Le risque cardiovasculaire serait aussi élevé dans la PR que dans le diabète

Le risque cardiovasculaire (CV) peut être évalué par divers scores cliniques dont le plus célèbre est celui de Framingham. En Europe, c’est SCORE (Sytemic Coronary Risk Estimation) qui lui est préféré, mais cette approche ne prend pas en compte tous les facteurs susceptibles de favoriser la MCV, par exemple le diabète. Ce dernier est intégré dans la classification européenne du risque CV à quatre niveaux qui est plus globale sans pour autant prendre en compte certaines maladies chroniques telles la polyarthrite rhumatoïde (PR).

Or ce rhumatisme inflammatoire chronique est à même d’augmenter significativement le risque CV du fait de ses mécanismes pathogéniques voire de son traitement qui peut inclure, par exemple, une corticothérapie. D’ailleurs, dans l’estimation personnalisée du risque CV, il est recommandé de rechercher une PR pour adapter au mieux la prise en charge. Force est cependant de reconnaitre que rares sont les études prospectives capables d’estimer avec précision le risque CV encouru en cas de PR.

Les résultats de l’étude de cohorte prospective CARRÉ (CARdiovascular research and RhEumatoid arthritis) méritent à cet égard d’être rapportés, dans laquelle ont été inclus 353 patients atteints d’une PR confirmée. La fréquence des évènements cardiovasculaires majeurs (ECVM) a été évaluée au cours d’un suivi à très long terme (15 ans) au sein de cette cohorte et d’une autre, composée de 2 540 témoins, dont un grand nombre atteint d’un diabète de type 2.

Au total, 95 patients ont été victimes d’un ECVM au cours d’un suivi estimé à 2 973 sujets-années, soit une incidence de 3,20 pour 100 sujets-années. Dans la cohorte témoin, 257 patients ont connu le même sort au cours d’un suivi de 18 874 sujets-années, soit une incidence de 1,36 pour 100 sujets-années.

Au moins 2 fois plus de risque d’événements cardiovasculaires majeurs

Le risque d’ECVM a été calculé sous la forme d’un Hazard Ratio (HR) après ajustement selon l’âge et le sexe : il a atteint respectivement 2,07 (intervalle de confiance à 95 %, IC95% 1,57-2,72, p < 0,01) et 1,51 (IC 95% 1,02-2.22, p = 0,04) en cas de diabète de type 2, comparativement aux participants non diabétiques. Le risque associé à la PR est resté élevé, même après ajustement selon les facteurs de risque CV, le HR étant alors estimé à 1,82 (IC95% 1,32-2,50, p<0,01). L’association d’une PR et d’un diabète- ou d’une insulinorésistance- a conduit à un risque de MCV particulièrement élevé, le HR atteignant en effet respectivement 2,21 (IC 95% 1,01-4,80, p = 0,046) et 2,67, IC 95% 1,30-5,46, p < 0,01 en cas d’insulinorésistance).
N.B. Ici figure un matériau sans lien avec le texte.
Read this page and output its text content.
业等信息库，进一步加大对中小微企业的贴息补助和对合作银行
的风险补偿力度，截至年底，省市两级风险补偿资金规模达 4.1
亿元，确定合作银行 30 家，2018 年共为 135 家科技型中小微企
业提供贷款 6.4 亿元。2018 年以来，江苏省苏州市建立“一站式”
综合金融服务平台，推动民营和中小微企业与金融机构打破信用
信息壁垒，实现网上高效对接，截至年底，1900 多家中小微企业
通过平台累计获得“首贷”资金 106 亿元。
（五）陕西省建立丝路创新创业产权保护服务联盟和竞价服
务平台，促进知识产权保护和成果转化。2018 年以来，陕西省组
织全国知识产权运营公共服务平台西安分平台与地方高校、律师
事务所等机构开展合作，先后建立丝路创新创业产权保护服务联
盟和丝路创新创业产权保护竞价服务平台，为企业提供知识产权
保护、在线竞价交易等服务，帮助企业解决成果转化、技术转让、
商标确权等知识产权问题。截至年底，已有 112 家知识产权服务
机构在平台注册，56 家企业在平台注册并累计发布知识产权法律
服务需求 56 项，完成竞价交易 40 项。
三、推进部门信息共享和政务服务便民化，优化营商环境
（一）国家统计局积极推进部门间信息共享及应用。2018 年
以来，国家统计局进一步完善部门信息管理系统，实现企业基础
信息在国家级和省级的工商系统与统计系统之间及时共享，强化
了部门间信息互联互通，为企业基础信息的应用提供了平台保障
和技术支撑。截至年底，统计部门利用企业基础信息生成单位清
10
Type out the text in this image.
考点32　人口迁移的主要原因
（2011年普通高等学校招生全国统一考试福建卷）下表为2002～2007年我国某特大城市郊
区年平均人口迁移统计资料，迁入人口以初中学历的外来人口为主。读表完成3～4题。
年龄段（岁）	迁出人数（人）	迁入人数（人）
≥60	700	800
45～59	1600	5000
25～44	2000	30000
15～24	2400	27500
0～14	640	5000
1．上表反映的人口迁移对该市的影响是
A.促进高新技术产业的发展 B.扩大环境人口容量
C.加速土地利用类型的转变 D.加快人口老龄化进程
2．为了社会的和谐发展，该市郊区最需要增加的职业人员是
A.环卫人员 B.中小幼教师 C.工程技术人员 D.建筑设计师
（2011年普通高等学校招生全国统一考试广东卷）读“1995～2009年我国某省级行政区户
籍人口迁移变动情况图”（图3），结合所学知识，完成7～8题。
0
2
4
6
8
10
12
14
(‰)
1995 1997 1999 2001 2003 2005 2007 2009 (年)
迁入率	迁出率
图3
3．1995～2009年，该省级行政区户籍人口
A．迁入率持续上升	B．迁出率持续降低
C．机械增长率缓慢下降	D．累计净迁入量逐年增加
Cette étude de cohorte prospective de type cas-témoins illustre la notion de risque CV associé à une maladie chronique telle la PR. Par rapport à une population témoin, le risque CV semble être plus que doublé et même supérieur à celui encouru lors d’un diabète de type 2. L’ajustement selon les facteurs de risque CV traditionnels ne change rien à la dimension quantitative de l’association : faut-il y voir la conséquence de l’inflammation systémique chronique qui caractérise la PR ? Cette hypothèse est plausible, mais cette étude cas-témoins ne permet pas de conclure plus avant. Elle souligne surtout la nécessité de prendre en compte l’existence d’une PR dans l’estimation personnalisée du risque CV global qui doit aller au-delà de SCORE et de la classification européenne du risque CV dont les limites apparaissent clairement.

Dr Philippe Tellier

Référence
Agca R et coll. : Cardiovascular Event Risk in Rheumatoid Arthritis Compared with Type 2 Diabetes: A 15-year Longitudinal Study. J Rheumatol., 2020; 47(3): 316-324. doi: 10.3899/jrheum.180726.